Faça isso, mas não pare de se perguntar o que isso mostra quem você é, onde e onde está agora.
A serenidade está na sua vida?
Hoje quero usar este joguinho para chamar sua atenção para um ponto. Serenidade, calma ou algo equivalente está em alguma de suas listas? Eu sinceramente espero que sim. Se não aparecer em nenhum dos dois, peço que o inclua. Em qual? Você escolhe.
Acredito que, para construir uma vida valiosa, é fundamental antes de recuperar a serenidade. Quando começamos a trabalhar nessa ideia, alguém na redação perguntou: "Por que 'se recuperar' e não 'obter'?" Eu disse:
“Porque todos nós já sentimos serenidade uma vez ou outra. Tínhamos e perdemos. Mesmo que fosse apenas na cova da mãe, todos nós conhecemos a paz de quem não tem grandes desejos insatisfeitos, nem ambiciosos objetivos não alcançados, nem exigências incríveis com que lidar ”.
Buda sugeriu que existem apenas dois caminhos para a serenidade e a paz: o da satisfação de cada um de nossos desejos e o do cancelamento de todos eles.
E, depois de ler sua doutrina, não podemos deixar de perceber que certamente este último caminho, o de deixar de desejar, é muito difícil para nós, mas também percebemos que, se queremos ser sinceros, o primeiro é inviável. .
E assim, acrescento, se está claro que há uma frustração inevitável oculta em alguns de nossos desejos, é imperativo que essa insatisfação roube nossa serenidade? Creio que não.
A serenidade é uma exceção em um mundo que oferece, quase o tempo todo, muito de quase tudo.
Parece que não temos tempo para cuidar dela e, possivelmente, por isso ela nos abandonou.

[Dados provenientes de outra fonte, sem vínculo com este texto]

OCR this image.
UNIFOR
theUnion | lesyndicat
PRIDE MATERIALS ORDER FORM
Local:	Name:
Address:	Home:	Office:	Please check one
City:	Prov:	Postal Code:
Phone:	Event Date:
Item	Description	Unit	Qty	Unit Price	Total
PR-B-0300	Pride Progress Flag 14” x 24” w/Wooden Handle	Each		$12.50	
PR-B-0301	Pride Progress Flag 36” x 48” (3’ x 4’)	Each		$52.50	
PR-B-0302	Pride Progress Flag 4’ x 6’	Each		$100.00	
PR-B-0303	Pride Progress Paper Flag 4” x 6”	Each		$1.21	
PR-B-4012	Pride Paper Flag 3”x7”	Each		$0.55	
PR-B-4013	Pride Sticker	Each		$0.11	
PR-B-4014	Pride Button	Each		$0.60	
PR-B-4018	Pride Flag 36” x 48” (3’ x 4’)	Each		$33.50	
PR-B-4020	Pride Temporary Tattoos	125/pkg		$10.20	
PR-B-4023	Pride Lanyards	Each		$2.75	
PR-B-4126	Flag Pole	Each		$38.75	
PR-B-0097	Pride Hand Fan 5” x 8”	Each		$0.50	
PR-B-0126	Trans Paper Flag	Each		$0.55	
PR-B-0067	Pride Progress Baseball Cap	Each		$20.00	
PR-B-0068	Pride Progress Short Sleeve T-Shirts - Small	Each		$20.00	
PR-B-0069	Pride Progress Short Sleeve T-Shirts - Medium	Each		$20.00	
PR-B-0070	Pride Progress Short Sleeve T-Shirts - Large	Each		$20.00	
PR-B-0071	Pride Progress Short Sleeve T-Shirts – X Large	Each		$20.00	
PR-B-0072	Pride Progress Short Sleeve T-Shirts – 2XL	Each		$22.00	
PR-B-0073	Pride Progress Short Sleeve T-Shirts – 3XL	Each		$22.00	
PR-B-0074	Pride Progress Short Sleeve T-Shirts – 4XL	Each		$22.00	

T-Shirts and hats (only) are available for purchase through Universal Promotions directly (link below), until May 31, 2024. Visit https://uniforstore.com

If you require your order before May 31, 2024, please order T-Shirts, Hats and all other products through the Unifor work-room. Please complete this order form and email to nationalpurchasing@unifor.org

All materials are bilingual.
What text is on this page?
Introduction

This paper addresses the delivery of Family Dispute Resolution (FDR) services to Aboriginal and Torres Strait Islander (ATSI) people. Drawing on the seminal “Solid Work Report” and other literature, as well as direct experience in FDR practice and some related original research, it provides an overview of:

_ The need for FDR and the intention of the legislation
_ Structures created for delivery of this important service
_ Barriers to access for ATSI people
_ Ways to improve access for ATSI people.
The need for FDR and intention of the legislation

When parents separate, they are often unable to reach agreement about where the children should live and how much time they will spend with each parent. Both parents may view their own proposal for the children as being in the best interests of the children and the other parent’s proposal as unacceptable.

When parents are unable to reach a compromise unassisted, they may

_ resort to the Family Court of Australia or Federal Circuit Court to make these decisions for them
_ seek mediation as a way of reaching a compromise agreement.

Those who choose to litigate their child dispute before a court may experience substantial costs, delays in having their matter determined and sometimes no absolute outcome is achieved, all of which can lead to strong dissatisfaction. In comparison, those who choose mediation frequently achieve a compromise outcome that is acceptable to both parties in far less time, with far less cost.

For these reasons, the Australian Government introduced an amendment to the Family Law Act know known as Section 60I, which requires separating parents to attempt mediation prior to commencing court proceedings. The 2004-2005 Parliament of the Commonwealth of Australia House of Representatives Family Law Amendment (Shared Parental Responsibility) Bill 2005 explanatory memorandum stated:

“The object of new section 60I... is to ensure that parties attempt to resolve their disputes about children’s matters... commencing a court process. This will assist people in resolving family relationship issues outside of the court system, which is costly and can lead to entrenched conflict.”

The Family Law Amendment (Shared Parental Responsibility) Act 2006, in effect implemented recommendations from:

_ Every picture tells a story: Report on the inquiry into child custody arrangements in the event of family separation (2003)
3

Muito trabalho, muita ambição, muitos problemas para pensar, muitas coisas para lidar, muitas urgências, até mesmo para aproveitar a vida.
E embora as reações e consequências dessa pressão mudem consideravelmente de pessoa para pessoa, somos muito mais obcecados com dieta do que com alimentação saudável e ter sucesso, em vez de nos sentirmos realizados.
O preço de buscar sucesso e segurança
Perda de memória, diminuição da capacidade de concentração, insônia e até um certo grau de depressão são vistos como desvios naturais da vida em um mundo competitivo.
Infecções, vírus, disfunções sexuais, enxaquecas, problemas digestivos, doenças de pele, infertilidade, úlceras e hipertensão perigosa são muitas vezes interpretados como patologias do corpo que devem ser curadas.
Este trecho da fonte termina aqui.